Journalist Bill Moyers delivers the keynote speech at the People for the American Way Foundation’s Spirit of Liberty dinner in Beverly Hills September 21, 2004. REUTERS
He graduated from the University of Texas and earned a grasp’s in divinity from Southwestern Baptist Theological Seminary. He was ordained and preached half time at two church buildings however later determined his call to the ministry “was a wrong number.”
His relationship with Johnson started when he was in school; he wrote the then-senator offering to work in his 1954 re-election marketing campaign. Johnson was impressed and employed him for a summer time job. He was back in Johnson’s make use of as a personal assistant in the early Nineteen Sixties and for 2 years, he labored at the Peace Corps, ultimately turning into deputy director.
On the day John F. Kennedy was assassinated in Dallas, Moyers was in Austin serving to with the presidential journey. He flew back to Washington on Air Force One with newly sworn-in President Johnson, for whom he held varied jobs over the ensuing years, together with press secretary.

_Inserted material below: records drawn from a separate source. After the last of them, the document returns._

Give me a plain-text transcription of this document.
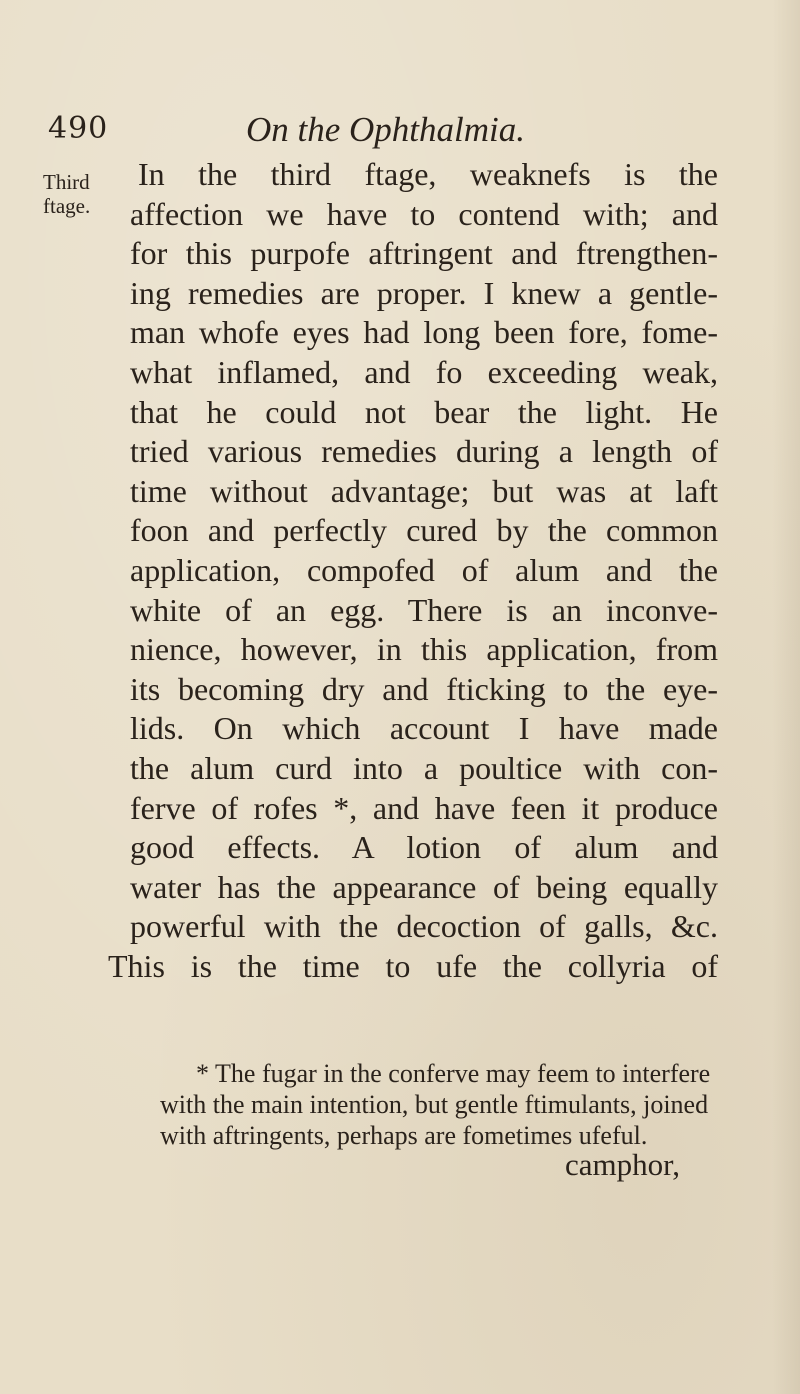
490	On the Ophthalmia.
Third
ftage.
In the third ftage, weaknefs is the
affection we have to contend with; and
for this purpofe aftringent and ftrengthen-
ing remedies are proper. I knew a gentle-
man whofe eyes had long been fore, fome-
what inflamed, and fo exceeding weak,
that he could not bear the light. He
tried various remedies during a length of
time without advantage; but was at laft
foon and perfectly cured by the common
application, compofed of alum and the
white of an egg. There is an inconve-
nience, however, in this application, from
its becoming dry and fticking to the eye-
lids. On which account I have made
the alum curd into a poultice with con-
ferve of rofes *, and have feen it produce
good effects. A lotion of alum and
water has the appearance of being equally
powerful with the decoction of galls, &c.
This is the time to ufe the collyria of
* The fugar in the conferve may feem to interfere
with the main intention, but gentle ftimulants, joined
with aftringents, perhaps are fometimes ufeful.
camphor,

Moyers’ stint as presidential press secretary was marked by efforts to fix the deteriorating relationship between Johnson and the media. But the Vietnam warfare took its toll and Moyers resigned in December 1966.

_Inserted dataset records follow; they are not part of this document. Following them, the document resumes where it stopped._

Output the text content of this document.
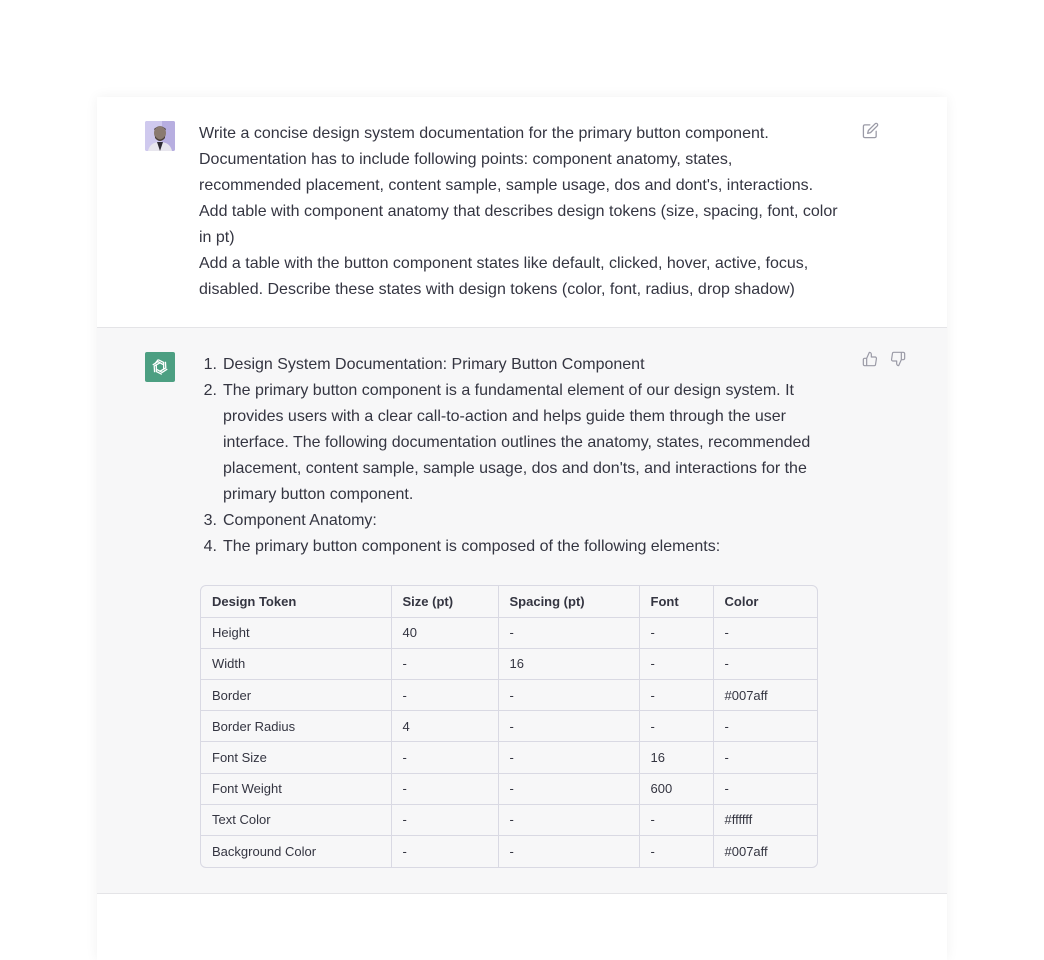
Write a concise design system documentation for the primary button component.

Documentation has to include following points: component anatomy, states, recommended placement, content sample, sample usage, dos and dont's, interactions.

Add table with component anatomy that describes design tokens (size, spacing, font, color in pt)

Add a table with the button component states like default, clicked, hover, active, focus, disabled. Describe these states with design tokens (color, font, radius, drop shadow)

1. Design System Documentation: Primary Button Component
2. The primary button component is a fundamental element of our design system. It provides users with a clear call-to-action and helps guide them through the user interface. The following documentation outlines the anatomy, states, recommended placement, content sample, sample usage, dos and don'ts, and interactions for the primary button component.
3. Component Anatomy:
4. The primary button component is composed of the following elements:
Design Token	Size (pt)	Spacing (pt)	Font	Color
Height	40	-	-	-
Width	-	16	-	-
Border	-	-	-	#007aff
Border Radius	4	-	-	-
Font Size	-	-	16	-
Font Weight	-	-	600	-
Text Color	-	-	-	#ffffff
Background Color	-	-	-	#007aff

Of his departure from the White House, he wrote later, “We had become a war government, not a reform government, and there was no creative role left for me under those circumstances.”
He conceded that he might have been “too zealous in my defense of our policies” and mentioned he regretted criticizing journalists reminiscent of Pulitzer Prize-winner Peter Arnett, then a particular correspondent with the AP, and CBS’s Morley Safer for his or her warfare protection.
A long run on tv
In 1967, Moyers turned writer of Long Island-based Newsday and focused on including information analyses, investigative items and vigorous options. Within three years, the suburban every day had received two Pulitzers. He left the paper in 1970 after the possession modified. That summer time, he traveled 13,000 miles round the nation and wrote a best-selling account of his odyssey: “Listening to America: a Traveler Rediscovers His Country.”

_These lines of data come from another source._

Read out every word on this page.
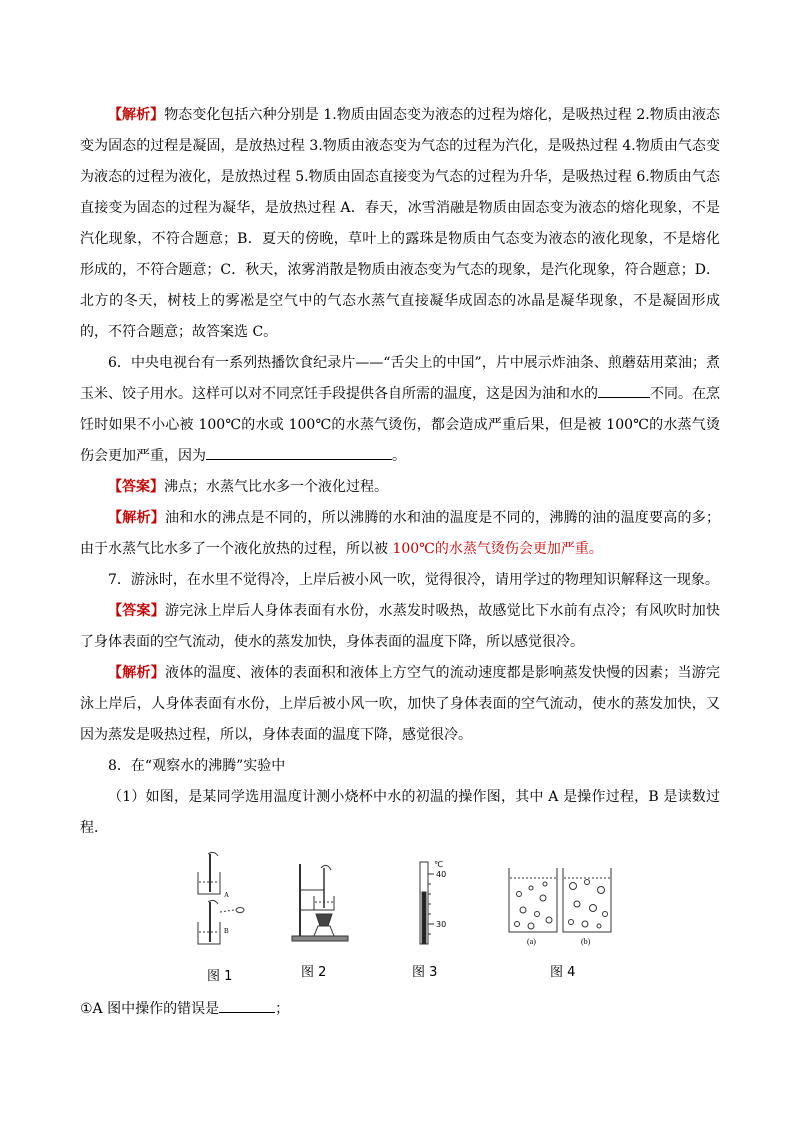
【解析】物态变化包括六种分别是 1.物质由固态变为液态的过程为熔化，是吸热过程 2.物质由液态变为固态的过程是凝固，是放热过程 3.物质由液态变为气态的过程为汽化，是吸热过程 4.物质由气态变为液态的过程为液化，是放热过程 5.物质由固态直接变为气态的过程为升华，是吸热过程 6.物质由气态直接变为固态的过程为凝华，是放热过程 A．春天，冰雪消融是物质由固态变为液态的熔化现象，不是汽化现象，不符合题意；B．夏天的傍晚，草叶上的露珠是物质由气态变为液态的液化现象，不是熔化形成的，不符合题意；C．秋天，浓雾消散是物质由液态变为气态的现象，是汽化现象，符合题意；D．北方的冬天，树枝上的雾凇是空气中的气态水蒸气直接凝华成固态的冰晶是凝华现象，不是凝固形成的，不符合题意；故答案选 C。

6．中央电视台有一系列热播饮食纪录片——“舌尖上的中国”，片中展示炸油条、煎蘑菇用菜油；煮玉米、饺子用水。这样可以对不同烹饪手段提供各自所需的温度，这是因为油和水的	不同。在烹饪时如果不小心被 100℃的水或 100℃的水蒸气烫伤，都会造成严重后果，但是被 100℃的水蒸气烫伤会更加严重，因为	。

【答案】沸点；水蒸气比水多一个液化过程。

【解析】油和水的沸点是不同的，所以沸腾的水和油的温度是不同的，沸腾的油的温度要高的多；由于水蒸气比水多了一个液化放热的过程，所以被 100℃的水蒸气烫伤会更加严重。

7．游泳时，在水里不觉得冷，上岸后被小风一吹，觉得很冷，请用学过的物理知识解释这一现象。

【答案】游完泳上岸后人身体表面有水份，水蒸发时吸热，故感觉比下水前有点冷；有风吹时加快了身体表面的空气流动，使水的蒸发加快，身体表面的温度下降，所以感觉很冷。

【解析】液体的温度、液体的表面积和液体上方空气的流动速度都是影响蒸发快慢的因素；当游完泳上岸后，人身体表面有水份，上岸后被小风一吹，加快了身体表面的空气流动，使水的蒸发加快，又因为蒸发是吸热过程，所以，身体表面的温度下降，感觉很冷。

8．在“观察水的沸腾”实验中

（1）如图，是某同学选用温度计测小烧杯中水的初温的操作图，其中 A 是操作过程，B 是读数过程．

A
B
℃
40
30
(a)	(b)
图 1	图 2	图 3	图 4

①A 图中操作的错误是	；
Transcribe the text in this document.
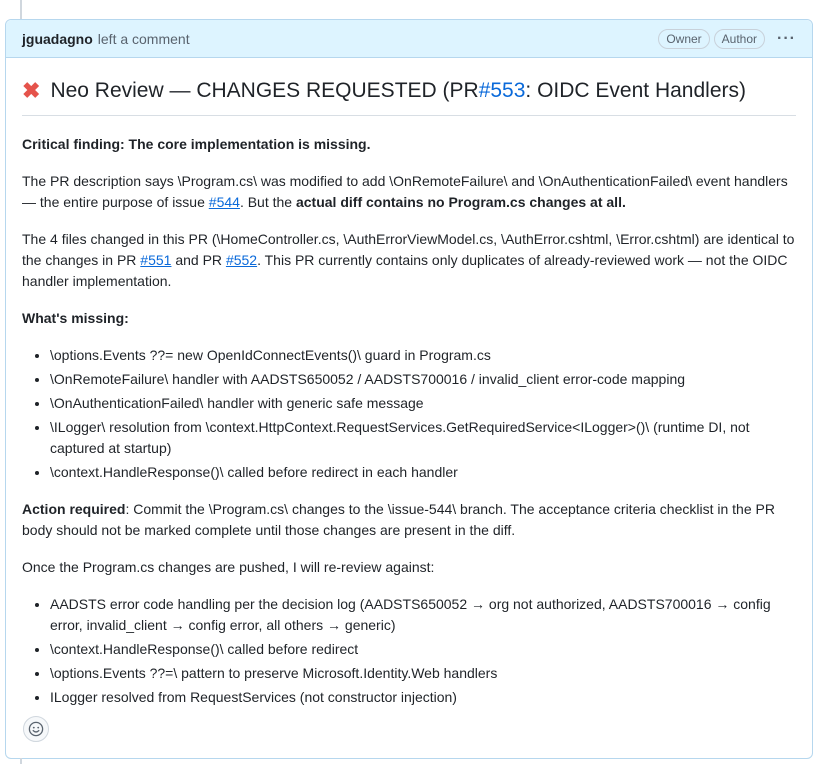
jguadagno left a comment	Owner	Author	···
✖ Neo Review — CHANGES REQUESTED (PR #553 : OIDC Event Handlers)

Critical finding: The core implementation is missing.

The PR description says \Program.cs\ was modified to add \OnRemoteFailure\ and \OnAuthenticationFailed\ event handlers — the entire purpose of issue #544. But the actual diff contains no Program.cs changes at all.

The 4 files changed in this PR (\HomeController.cs, \AuthErrorViewModel.cs, \AuthError.cshtml, \Error.cshtml) are identical to the changes in PR #551 and PR #552. This PR currently contains only duplicates of already-reviewed work — not the OIDC handler implementation.

What's missing:

• \options.Events ??= new OpenIdConnectEvents()\ guard in Program.cs
• \OnRemoteFailure\ handler with AADSTS650052 / AADSTS700016 / invalid_client error-code mapping
• \OnAuthenticationFailed\ handler with generic safe message
• \ILogger\ resolution from \context.HttpContext.RequestServices.GetRequiredService<ILogger>()\ (runtime DI, not captured at startup)
• \context.HandleResponse()\ called before redirect in each handler

Action required: Commit the \Program.cs\ changes to the \issue-544\ branch. The acceptance criteria checklist in the PR body should not be marked complete until those changes are present in the diff.

Once the Program.cs changes are pushed, I will re-review against:

• AADSTS error code handling per the decision log (AADSTS650052 → org not authorized, AADSTS700016 → config error, invalid_client → config error, all others → generic)
• \context.HandleResponse()\ called before redirect
• \options.Events ??=\ pattern to preserve Microsoft.Identity.Web handlers
• ILogger resolved from RequestServices (not constructor injection)
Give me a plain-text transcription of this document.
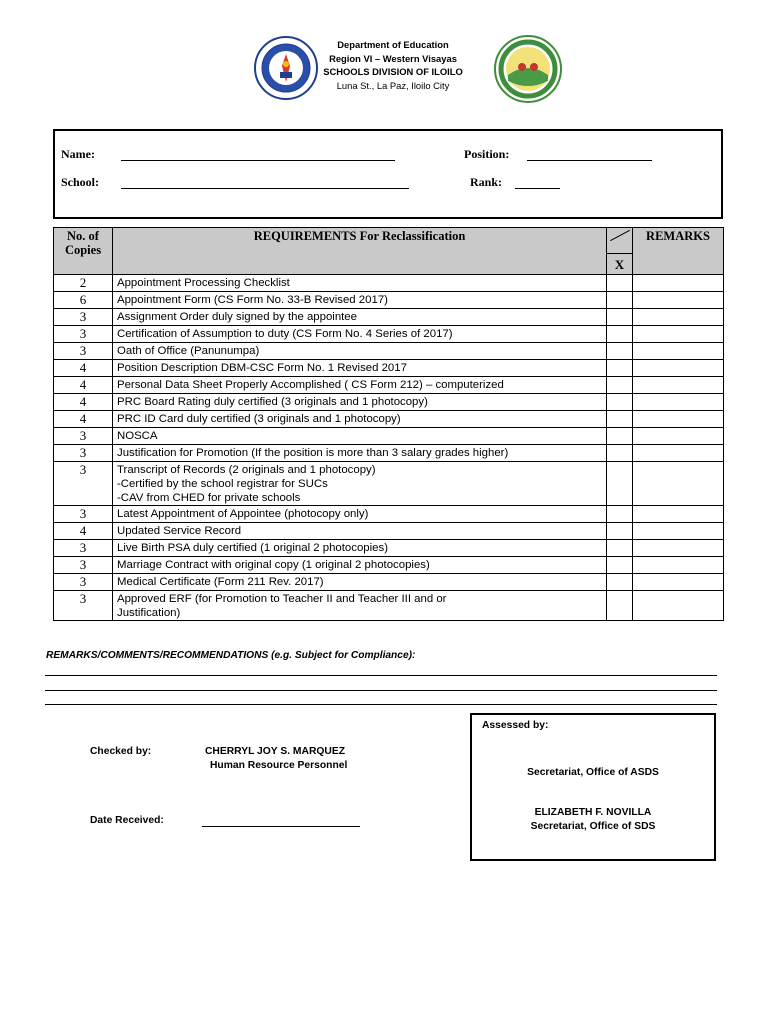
Department of Education
Region VI – Western Visayas
SCHOOLS DIVISION OF ILOILO
Luna St., La Paz, Iloilo City
Name:	Position:
School:	Rank:
No. of Copies	REQUIREMENTS For Reclassification	X	REMARKS
2	Appointment Processing Checklist		
6	Appointment Form (CS Form No. 33-B Revised 2017)		
3	Assignment Order duly signed by the appointee		
3	Certification of Assumption to duty (CS Form No. 4 Series of 2017)		
3	Oath of Office (Panunumpa)		
4	Position Description DBM-CSC Form No. 1 Revised 2017		
4	Personal Data Sheet Properly Accomplished ( CS Form 212) – computerized		
4	PRC Board Rating duly certified (3 originals and 1 photocopy)		
4	PRC ID Card duly certified (3 originals and 1 photocopy)		
3	NOSCA		
3	Justification for Promotion (If the position is more than 3 salary grades higher)		
3	Transcript of Records (2 originals and 1 photocopy)
-Certified by the school registrar for SUCs
-CAV from CHED for private schools		

3	Latest Appointment of Appointee (photocopy only)		
4	Updated Service Record		
3	Live Birth PSA duly certified (1 original 2 photocopies)		
3	Marriage Contract with original copy (1 original 2 photocopies)		
3	Medical Certificate (Form 211 Rev. 2017)		
3	Approved ERF (for Promotion to Teacher II and Teacher III and or
Justification)		

REMARKS/COMMENTS/RECOMMENDATIONS (e.g. Subject for Compliance):
Checked by:	CHERRYL JOY S. MARQUEZ
Human Resource Personnel
Date Received:
Assessed by:
Secretariat, Office of ASDS
ELIZABETH F. NOVILLA
Secretariat, Office of SDS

His subsequent enterprise was in public tv and he received essential approval for “Bill Moyers Journal,” a collection wherein interviews ranged from Gunnar Myrdal, the Swedish economist, to poet Maya Angelou. He was chief correspondent of “CBS Reports” from 1976 to 1978, went back to PBS for 3 years, after which was senior information analyst for CBS from 1981 to 1986.
When CBS cut back on documentaries, he returned to PBS for a lot much less money.
“If you have a skill that you can fold with your tent and go wherever you feel you have to go, you can follow your heart’s desire,” he as soon as mentioned.
Then in 1986, he and his spouse, Judith Davidson Moyers, turned their own bosses by forming Public Affairs Television, an impartial store that has not solely produced packages reminiscent of the 10-hour “In Search of the Constitution,” but in addition paid for them by its own fundraising efforts.
His initiatives in the twenty first century included “Now,” a weekly PBS public affairs program; a new version of “Bill Moyers Journal” and a podcast overlaying racism, voting rights and the rise of Donald Trump, amongst different topics.
Moyers married Judith Davidson, a school classmate, in 1954, and so they raised three kids, amongst them the writer Suzanne Moyers and author-TV producer William Cope Moyers. Judith ultimately turned her husband’s companion, inventive collaborator and president of their manufacturing company.